I read an article on slashdot.org about the last version of HTML 5. Of course, that's just a play on words and we're always going to be progressing forward with new HTML standards. But the way that HTML will be developed requires two parts to the puzzle. The standards development from WHATWG will continue and they'll organically improve HTML as demand needs them to and the W3C will essentially "tag" certain versions of their standards document with a number. Basically, WHATWG can do what they do best and improve HTML while the W3C determines when the HTML standard is good and significantly different enough to release that as the next version of HTML for web browsers and web developers to standardize against.
If you take the skeleton of this whole methodology and place it on top of Zen's current reality, there isn't much different. We still have packagers who take snapshots of Zen that they use and build a kernel for their users. The users that build kernels purely for self interest grab the newest code and avoid the tags. Then there's the small minority who do use the Zen tag, probably because they don't know any better (sorry guys).
I hope that making these changes will also close an important feedback loop that I feel is missing. When everyone is encouraged to run the newest version, there are less opportunities for bugs to creep in from features and patches that don't exactly behave the way the author of the new code intended them to. This also gives kernel developers opportunities to test their patches that improve the behavior of the Linux kernel (things I'm sure all Zen users are all happy about) on a wider audience.

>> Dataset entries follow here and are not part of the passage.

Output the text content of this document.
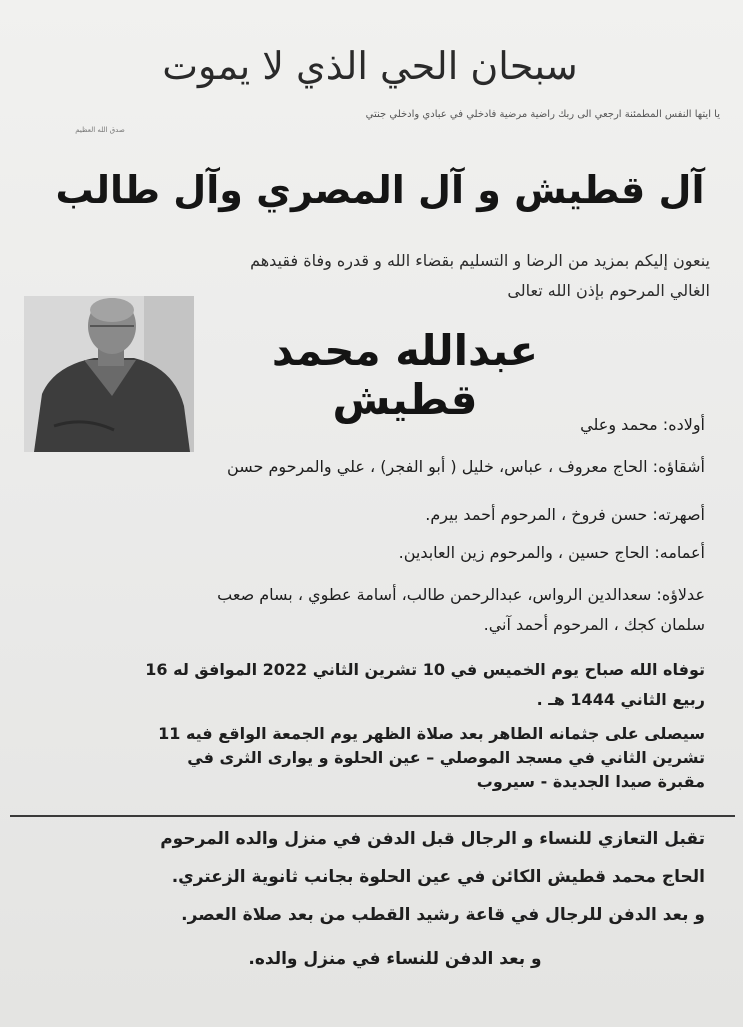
سبحان الحي الذي لا يموت
يا ايتها النفس المطمئنة ارجعي الى ربك راضية مرضية فادخلي في عبادي وادخلي جنتي
صدق الله العظيم
آل قطيش و آل المصري وآل طالب
ينعون إليكم بمزيد من الرضا و التسليم بقضاء الله و قدره وفاة فقيدهم
الغالي المرحوم بإذن الله تعالى
عبدالله محمد قطيش
أولاده: محمد وعلي
أشقاؤه: الحاج معروف ، عباس، خليل ( أبو الفجر) ، علي والمرحوم حسن
أصهرته: حسن فروخ ، المرحوم أحمد بيرم.
أعمامه: الحاج حسين ، والمرحوم زين العابدين.
عدلاؤه: سعدالدين الرواس، عبدالرحمن طالب، أسامة عطوي ، بسام صعب
سلمان كجك ، المرحوم أحمد آني.
توفاه الله صباح يوم الخميس في 10 تشرين الثاني 2022 الموافق له 16
ربيع الثاني 1444 هـ .
سيصلى على جثمانه الطاهر بعد صلاة الظهر يوم الجمعة الواقع فيه 11
تشرين الثاني في مسجد الموصلي – عين الحلوة و يوارى الثرى في
مقبرة صيدا الجديدة - سيروب
تقبل التعازي للنساء و الرجال قبل الدفن في منزل والده المرحوم
الحاج محمد قطيش الكائن في عين الحلوة بجانب ثانوية الزعتري.
و بعد الدفن للرجال في قاعة رشيد القطب من بعد صلاة العصر.
و بعد الدفن للنساء في منزل والده.
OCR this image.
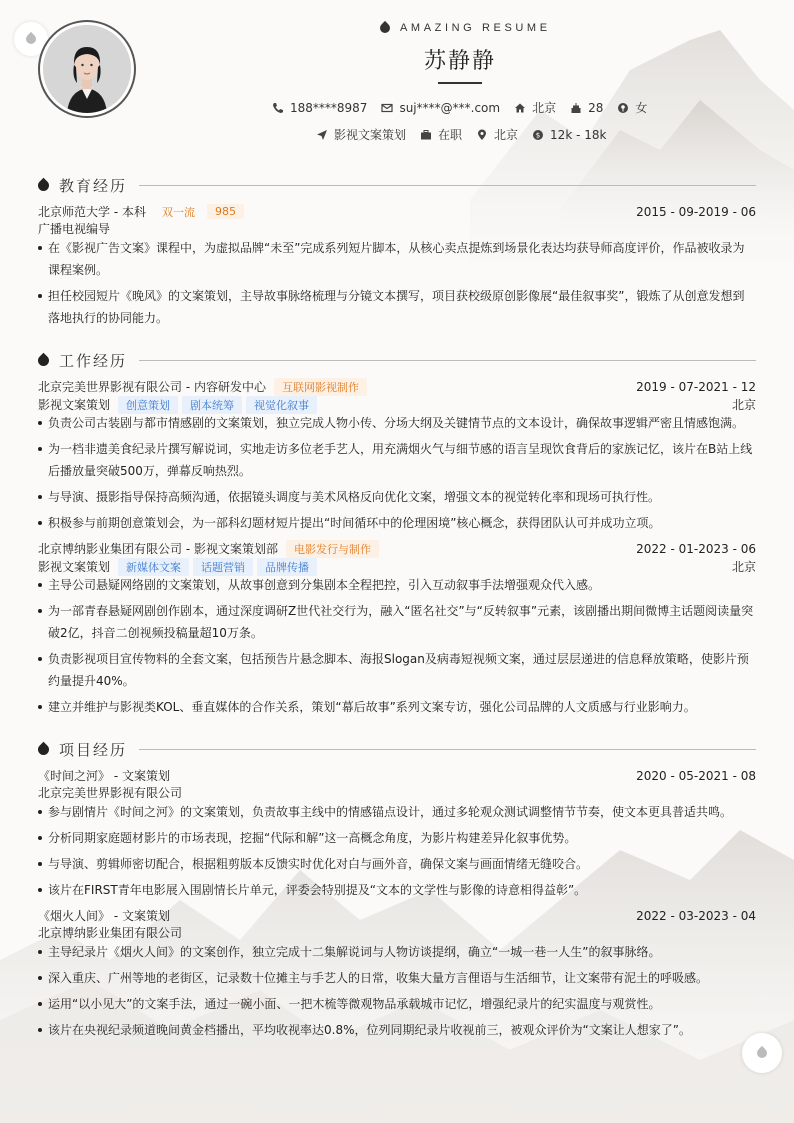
AMAZING RESUME
苏静静
188****8987	suj****@***.com	北京	28	女
影视文案策划	在职	北京	$ 12k - 18k
教育经历
北京师范大学 - 本科	双一流	985	2015 - 09-2019 - 06
广播电视编导
在《影视广告文案》课程中，为虚拟品牌“未至”完成系列短片脚本，从核心卖点提炼到场景化表达均获导师高度评价，作品被收录为课程案例。
担任校园短片《晚风》的文案策划，主导故事脉络梳理与分镜文本撰写，项目获校级原创影像展“最佳叙事奖”，锻炼了从创意发想到落地执行的协同能力。
工作经历
北京完美世界影视有限公司 - 内容研发中心	互联网影视制作	2019 - 07-2021 - 12
影视文案策划	创意策划	剧本统筹	视觉化叙事	北京
负责公司古装剧与都市情感剧的文案策划，独立完成人物小传、分场大纲及关键情节点的文本设计，确保故事逻辑严密且情感饱满。
为一档非遗美食纪录片撰写解说词，实地走访多位老手艺人，用充满烟火气与细节感的语言呈现饮食背后的家族记忆，该片在B站上线后播放量突破500万，弹幕反响热烈。
与导演、摄影指导保持高频沟通，依据镜头调度与美术风格反向优化文案，增强文本的视觉转化率和现场可执行性。
积极参与前期创意策划会，为一部科幻题材短片提出“时间循环中的伦理困境”核心概念，获得团队认可并成功立项。
北京博纳影业集团有限公司 - 影视文案策划部	电影发行与制作	2022 - 01-2023 - 06
影视文案策划	新媒体文案	话题营销	品牌传播	北京
主导公司悬疑网络剧的文案策划，从故事创意到分集剧本全程把控，引入互动叙事手法增强观众代入感。
为一部青春悬疑网剧创作剧本，通过深度调研Z世代社交行为，融入“匿名社交”与“反转叙事”元素，该剧播出期间微博主话题阅读量突破2亿，抖音二创视频投稿量超10万条。
负责影视项目宣传物料的全套文案，包括预告片悬念脚本、海报Slogan及病毒短视频文案，通过层层递进的信息释放策略，使影片预约量提升40%。
建立并维护与影视类KOL、垂直媒体的合作关系，策划“幕后故事”系列文案专访，强化公司品牌的人文质感与行业影响力。
项目经历
《时间之河》 - 文案策划	2020 - 05-2021 - 08
北京完美世界影视有限公司
参与剧情片《时间之河》的文案策划，负责故事主线中的情感锚点设计，通过多轮观众测试调整情节节奏，使文本更具普适共鸣。
分析同期家庭题材影片的市场表现，挖掘“代际和解”这一高概念角度，为影片构建差异化叙事优势。
与导演、剪辑师密切配合，根据粗剪版本反馈实时优化对白与画外音，确保文案与画面情绪无缝咬合。
该片在FIRST青年电影展入围剧情长片单元，评委会特别提及“文本的文学性与影像的诗意相得益彰”。
《烟火人间》 - 文案策划	2022 - 03-2023 - 04
北京博纳影业集团有限公司
主导纪录片《烟火人间》的文案创作，独立完成十二集解说词与人物访谈提纲，确立“一城一巷一人生”的叙事脉络。
深入重庆、广州等地的老街区，记录数十位摊主与手艺人的日常，收集大量方言俚语与生活细节，让文案带有泥土的呼吸感。
运用“以小见大”的文案手法，通过一碗小面、一把木梳等微观物品承载城市记忆，增强纪录片的纪实温度与观赏性。
该片在央视纪录频道晚间黄金档播出，平均收视率达0.8%，位列同期纪录片收视前三，被观众评价为“文案让人想家了”。
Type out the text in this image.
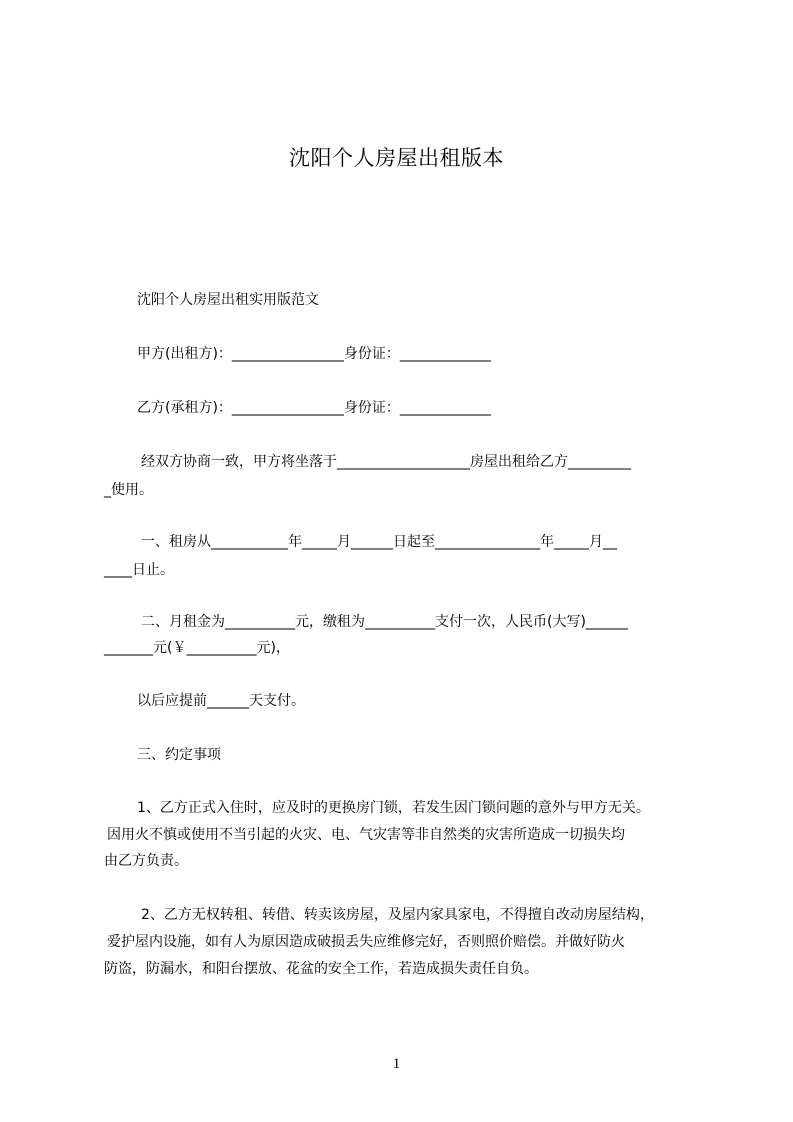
沈阳个人房屋出租版本
沈阳个人房屋出租实用版范文
甲方(出租方)：________________身份证：_____________
乙方(承租方)：________________身份证：_____________
经双方协商一致，甲方将坐落于___________________房屋出租给乙方_________
_使用。
一、租房从___________年_____月______日起至_______________年_____月__
____日止。
二、月租金为__________元，缴租为__________支付一次，人民币(大写)______
_______元(￥__________元)，
以后应提前______天支付。
三、约定事项
1、乙方正式入住时，应及时的更换房门锁，若发生因门锁问题的意外与甲方无关。
因用火不慎或使用不当引起的火灾、电、气灾害等非自然类的灾害所造成一切损失均
由乙方负责。
2、乙方无权转租、转借、转卖该房屋，及屋内家具家电，不得擅自改动房屋结构，
爱护屋内设施，如有人为原因造成破损丢失应维修完好，否则照价赔偿。并做好防火
防盗，防漏水，和阳台摆放、花盆的安全工作，若造成损失责任自负。
1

If you need more evidence of this new process working in the longterm, watch a lecture from Theo de Raadt and his success story on his release process that is currently used in OpenBSD: youtube.com. The only difference with Zen is the lack of a version every 6 months since we strictly depend on the next version of the Linux kernel.
Remember, if you do not want to clone the Zen repository, you can always download the daily snapshots that patch directly against Linus's vanilla kernel here: downloads.zen-kernel.org.